La cryptographie protège votre compte bancaire et sécurise l’infrastructure nucléaire mondiale. Lorsque les ordinateurs quantiques deviennent pratiques, toute cette technologie cesse de fonctionner. La première organisation à développer un ordinateur quantique, si le monde travaille toujours sur les technologies que nous utilisons aujourd’hui, va être dans une position extrêmement puissante.

Alors, l’apocalypse quantique est-elle inévitable? Y a-t-il quelque chose que nous pouvons faire pour cela? Il s’avère que… oui.

Cryptographie post-quantique

Il existe plusieurs classes d’algorithmes de chiffrement qui, à notre connaissance, ne sont pas beaucoup plus rapides à résoudre sur un ordinateur quantique. Celles-ci sont connues collectivement sous le nom de cryptographie post-quantique et permettent d’espérer que le monde pourra passer à des systèmes de cryptage qui resteront sécurisés dans un monde de cryptage quantique.

Les candidats prometteurs incluent le chiffrement sur réseau, comme Ring-Learning With Error, qui tire sa sécurité d’un problème d’apprentissage automatique manifestement complexe, et la cryptographie multivariée, qui tire sa sécurité de la difficulté de résoudre de très grands systèmes d’équations simples. Vous pouvez en savoir plus sur ce sujet sur le Article Wikipédia. Méfiez-vous: beaucoup de ces choses sont complexes, et vous constaterez peut-être que votre formation en mathématiques doit être considérablement renforcée avant de pouvoir vraiment creuser dans les détails.

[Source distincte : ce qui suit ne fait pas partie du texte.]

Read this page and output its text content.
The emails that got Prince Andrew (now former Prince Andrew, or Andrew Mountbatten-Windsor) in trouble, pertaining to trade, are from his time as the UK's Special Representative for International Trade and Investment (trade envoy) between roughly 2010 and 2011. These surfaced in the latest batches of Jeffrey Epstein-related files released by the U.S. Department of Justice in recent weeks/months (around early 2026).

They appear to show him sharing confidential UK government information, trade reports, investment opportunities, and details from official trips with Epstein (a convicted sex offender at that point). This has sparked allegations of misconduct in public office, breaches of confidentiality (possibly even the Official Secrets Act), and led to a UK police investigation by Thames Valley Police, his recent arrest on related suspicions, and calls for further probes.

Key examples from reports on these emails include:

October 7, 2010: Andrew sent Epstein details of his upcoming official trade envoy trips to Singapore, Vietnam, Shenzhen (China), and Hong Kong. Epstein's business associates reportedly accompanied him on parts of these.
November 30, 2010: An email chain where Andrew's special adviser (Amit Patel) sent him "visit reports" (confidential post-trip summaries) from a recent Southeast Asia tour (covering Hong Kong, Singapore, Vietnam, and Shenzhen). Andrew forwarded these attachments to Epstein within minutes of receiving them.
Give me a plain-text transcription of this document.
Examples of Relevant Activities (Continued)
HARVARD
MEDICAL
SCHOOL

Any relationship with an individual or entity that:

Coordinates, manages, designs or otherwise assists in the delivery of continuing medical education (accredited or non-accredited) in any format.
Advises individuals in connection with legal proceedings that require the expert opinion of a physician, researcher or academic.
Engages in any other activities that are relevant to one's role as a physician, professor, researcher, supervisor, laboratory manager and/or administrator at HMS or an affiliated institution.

La leçon à retenir de tout cela est que les cryptoschémas post-quantiques sont très cool, mais aussi très jeunes. Ils ont besoin de plus de travail pour être efficaces et pratiques, mais aussi pour démontrer qu’ils sont sûrs. La raison pour laquelle nous pouvons faire confiance aux cryptosystèmes est parce que nous leur avons lancé suffisamment de génies cliniquement paranoïdes depuis assez longtemps pour que des lacunes évidentes aient été découvertes à ce jour, et les chercheurs ont prouvé diverses caractéristiques qui les rendent solides.

La cryptographie moderne dépend de la lumière comme désinfectant, et la plupart des schémas cryptographiques post-quantiques sont tout simplement trop nouveaux pour faire confiance à la sécurité mondiale. Ils y arrivent, cependant, et avec un peu de chance et un peu de préparation, les experts en sécurité peuvent terminer le changement avant que le premier ordinateur quantique ne soit mis en ligne.

S’ils échouent, cependant, les conséquences peuvent être désastreuses. La pensée de quiconque ayant ce genre de pouvoir est troublante, même si vous êtes optimiste quant à ses intentions. La question de savoir qui a développé le premier un ordinateur quantique fonctionnel est une question que tout le monde devrait surveiller très attentivement au cours de la prochaine décennie.

Êtes-vous préoccupé par l’insécurité de la cryptographie pour les ordinateurs quantiques? Quelle est votre opinion? Partagez votre opinion dans les commentaires ci-dessous!